The Courier & Advertiser (Perth and Perthshire Edition)
New book throws spotlight on region’s photography pioneers
A new book, The Early Photographers of Perthshire, will be launched this month.
Shining a light on the area’s place in Scottish photographic history, it has been written by two Perth locals, professional photographer Roben Antoniewicz and historian Dr Paul S Philippou.
This is the pair’s second collaboration, the first was the publication in 2012 of Perth: Street by Street.
It is also a celebration and archive of the contributions made by Perthshire’s early photographers including Jessie Mann and Lady Kinnaird, “rivals for the accolade of Scotland’s first female photographer”, and James Moyes “who seems to have combined his commercial photography business with his job as a gravedigger”.

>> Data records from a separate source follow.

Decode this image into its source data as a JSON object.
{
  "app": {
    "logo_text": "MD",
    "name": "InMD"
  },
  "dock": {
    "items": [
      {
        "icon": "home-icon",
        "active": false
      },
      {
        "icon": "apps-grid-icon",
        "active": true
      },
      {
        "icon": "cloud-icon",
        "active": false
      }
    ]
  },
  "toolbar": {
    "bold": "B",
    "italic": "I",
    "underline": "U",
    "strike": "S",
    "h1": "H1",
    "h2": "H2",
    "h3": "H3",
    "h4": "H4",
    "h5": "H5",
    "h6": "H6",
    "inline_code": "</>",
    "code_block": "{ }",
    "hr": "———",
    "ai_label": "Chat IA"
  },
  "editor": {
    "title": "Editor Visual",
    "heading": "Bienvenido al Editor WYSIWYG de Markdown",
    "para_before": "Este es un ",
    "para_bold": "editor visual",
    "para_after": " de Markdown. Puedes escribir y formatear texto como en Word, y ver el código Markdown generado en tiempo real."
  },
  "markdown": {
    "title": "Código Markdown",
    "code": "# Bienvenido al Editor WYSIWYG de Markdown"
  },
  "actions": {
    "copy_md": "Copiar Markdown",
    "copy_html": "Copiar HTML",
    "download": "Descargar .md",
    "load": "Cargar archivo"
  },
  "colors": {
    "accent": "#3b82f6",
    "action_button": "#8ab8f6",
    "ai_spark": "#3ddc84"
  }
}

Roben Antoniewicz’s links to Perthshire photography began in the mid-19th Century. In the 1850s, his great, great, great-grandfather, David Wood, of Wood & Son, printers and booksellers, sold photographic papers in his shop at 52 High Street.
Later, his great-grandfather, also called David Wood, began commissioning local photographers for the firm’s Woodall Series of Perthshire view postcards.
Roben’s personal photography was recognised in 2003 when he won the annual Schweppes Photographic Portrait Prize run by the National Portrait Gallery in London.
Roben has enjoyed discovering photographs made by Perthshire photographers, many of which appear in this book published by Tippermuir.
Dr Paul S Philippou is an honorary research fellow at Dundee University.